Brain damage and death have been reported as a result of recreational use of dextromethorphan. The death of an 18-year-old Nevada man in November 1999 became the first known death associated with use of the substance. Last year the FDA issued a warning about abuse of the drug after the deaths of five teenagers who had consumed capsules containing the powder. On the street the product is known as “robo,” “DXM,” “dex,” and “triple C.”
Fresh khat leaves, which are shiny bright green or reddish-green, are chewed like tobacco to produce an amphetamine-like high. Khat has been used for centuries, and is a cultural staple for immigrants from Somalia, Ethiopia, Kenya, and Yemen.
Use of khat is legal in East Africa and in many parts of Europe. It has been illegal in the United States since 1993, and is classified by the Drug Enforcement Administration (DEA) as a Schedule I drug. Cathinone, the active ingredient, stimulates the central nervous system, producing mood swings, euphoria, and a mild high.
According to the DEA, long-term use of this substance can lead to violence and suicidal depression. Medical re-search from the United Kingdom has cited heart problems, stroke, mental illness, and bladder problems associated with this drug.1 Khat in a synthetic powder form has emerged in the U.S. rave scene. Khat is often called “African tea” or “African salad.”
The trend of smoking embalming fluid has been around since the 1970s, but the current variation on this dangerous behavior has PCP added to the wicked brew—usually unbeknownst to the users.
Fry cigarettes are usually marijuana joints dipped in embalming fluid (a mixture of formaldehyde, methanol, or ethyl alcohol and other solvents) and PCP. The smoked concoction is absorbed into the lungs almost instantly and goes straight to the brain. Loss of orientation, judgment, and short-term memory is usually the first effect of intoxication.
The reported high lasts from 30 minutes to an hour. Possible consequences of smoking include violence, irrational behaviors, hallucinations, and unconsciousness. This substance also has been used as a date rape drug, with a disconcerting pattern of sexual assaults currently being reported in the United Kingdom.2 A Connecticut epidemic peaked in 1993 and 1994. Use appears most prevalent in urban settings. The drug combination is known as “fry,” “illy,” “drank,” “wet,” and “wetdaddy” in various regions of the country.

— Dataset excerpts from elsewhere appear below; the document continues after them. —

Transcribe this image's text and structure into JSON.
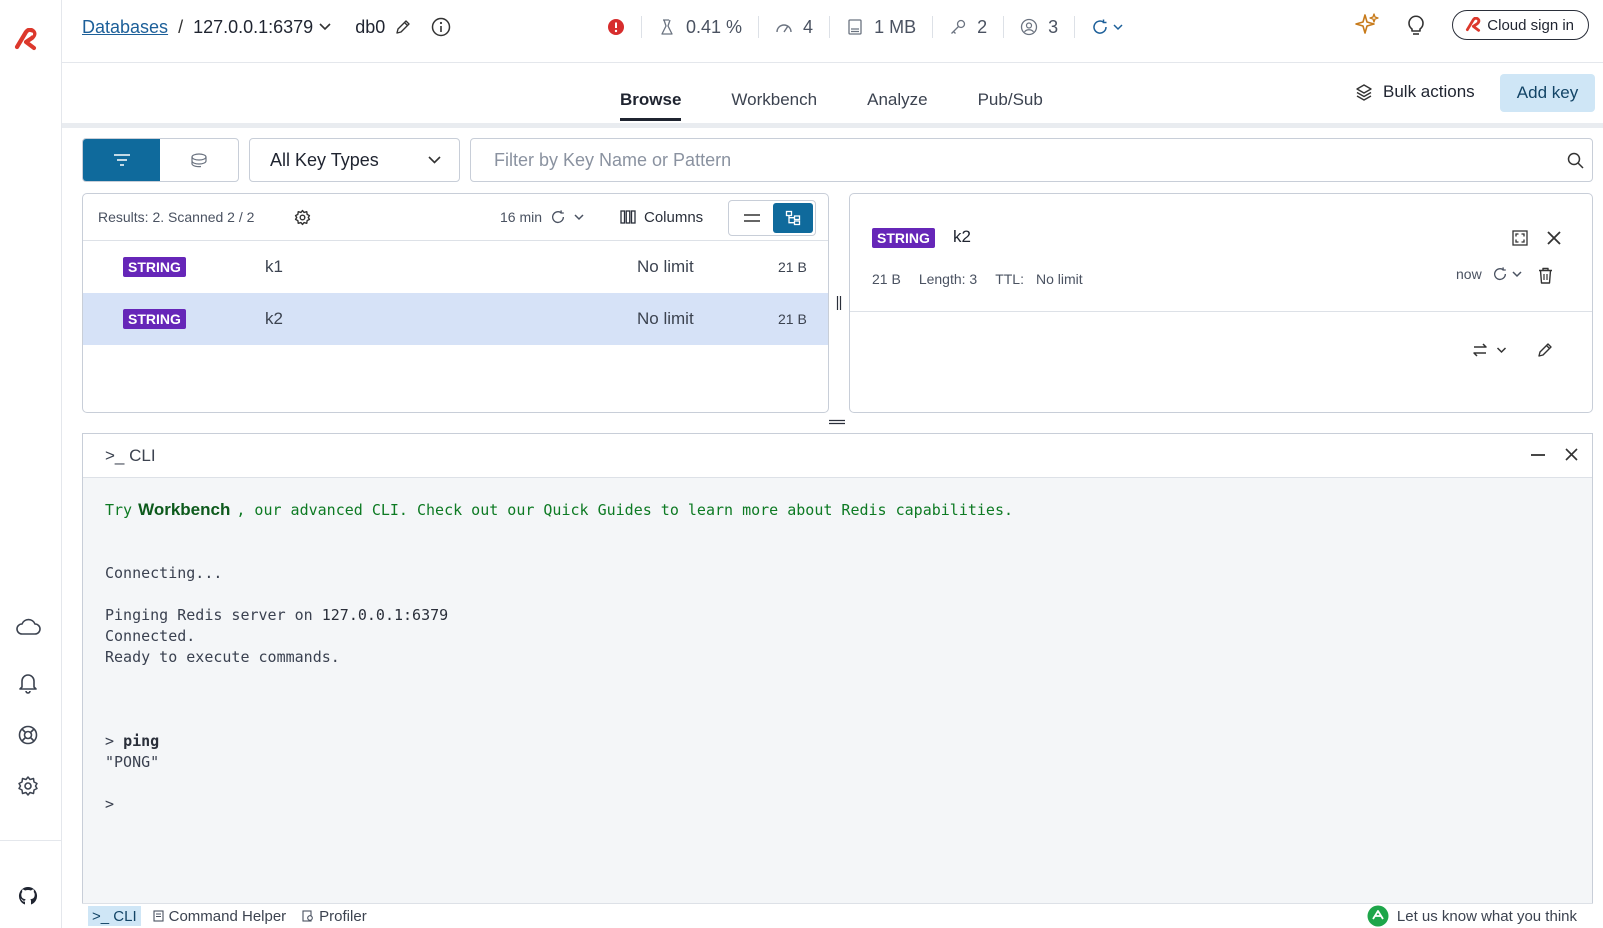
{
  "header": {
    "databases_link": "Databases",
    "separator": "/",
    "host": "127.0.0.1:6379",
    "db_name": "db0",
    "stats": [
      {
        "icon": "cpu-icon",
        "value": "0.41 %"
      },
      {
        "icon": "speedometer-icon",
        "value": "4"
      },
      {
        "icon": "memory-icon",
        "value": "1 MB"
      },
      {
        "icon": "key-icon",
        "value": "2"
      },
      {
        "icon": "users-icon",
        "value": "3"
      }
    ],
    "cloud_sign_in": "Cloud sign in"
  },
  "tabs": [
    "Browse",
    "Workbench",
    "Analyze",
    "Pub/Sub"
  ],
  "actions": {
    "bulk": "Bulk actions",
    "add_key": "Add key"
  },
  "filter": {
    "key_type": "All Key Types",
    "search_placeholder": "Filter by Key Name or Pattern"
  },
  "keylist": {
    "results": "Results: 2. Scanned 2 / 2",
    "refresh_age": "16 min",
    "columns_label": "Columns",
    "rows": [
      {
        "type": "STRING",
        "name": "k1",
        "ttl": "No limit",
        "size": "21 B",
        "selected": false
      },
      {
        "type": "STRING",
        "name": "k2",
        "ttl": "No limit",
        "size": "21 B",
        "selected": true
      }
    ]
  },
  "detail": {
    "type": "STRING",
    "name": "k2",
    "size": "21 B",
    "length": "Length: 3",
    "ttl_label": "TTL:",
    "ttl_value": "No limit",
    "refreshed": "now"
  },
  "cli": {
    "title": ">_ CLI",
    "try_prefix": "Try",
    "try_link": "Workbench",
    "try_suffix": ", our advanced CLI. Check out our Quick Guides to learn more about Redis capabilities.",
    "connecting": "Connecting...",
    "pinging_prefix": "Pinging Redis server on ",
    "pinging_host": "127.0.0.1:6379",
    "connected": "Connected.",
    "ready": "Ready to execute commands.",
    "prompt": ">",
    "command": "ping",
    "response": "\"PONG\""
  },
  "bottombar": {
    "cli": ">_ CLI",
    "command_helper": "Command Helper",
    "profiler": "Profiler",
    "feedback": "Let us know what you think"
  },
  "colors": {
    "accent": "#0f6a9c",
    "string_badge": "#6626b8",
    "selected_row": "#d6e2f7",
    "logo_red": "#dc382c",
    "cli_green": "#0d7a23"
  }
}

Also known as Piper methysticum, this plant has roots that have been used for thousands of years to concoct a ceremonial beverage. The substance, popular in the South Pacific, promotes feelings of relaxation and well-being. Some studies suggest that kava may be effective in the short-term treatment of anxiety and insomnia and to help prevent seizures. The FDA classifies kava as a nutritional supplement.
Use of the drink has spurred a police crackdown on kava-intoxicated motorists in California. Side effects include loss of motor skills, drooling, and trance-like symptoms. The combination of kava and alcohol increases the risk of toxicity. In March 2002 the FDA issued a consumer advisory about kava product consumption, citing a rare but potential risk of liver problems and recommending that kava be used only under the guidance of a qualified healthcare professional. Kava products have been removed from the marketplace in Canada and several European nations.
Chronic Candy, a California-based company, describes eating its product as “like taking a hit.” The confections, marketed under names such as “Chronic” and “Acapulco Gold,” are imported from Switzerland. The distributors claim that their marijuana-flavored candies contain no THC but do contain hemp oil.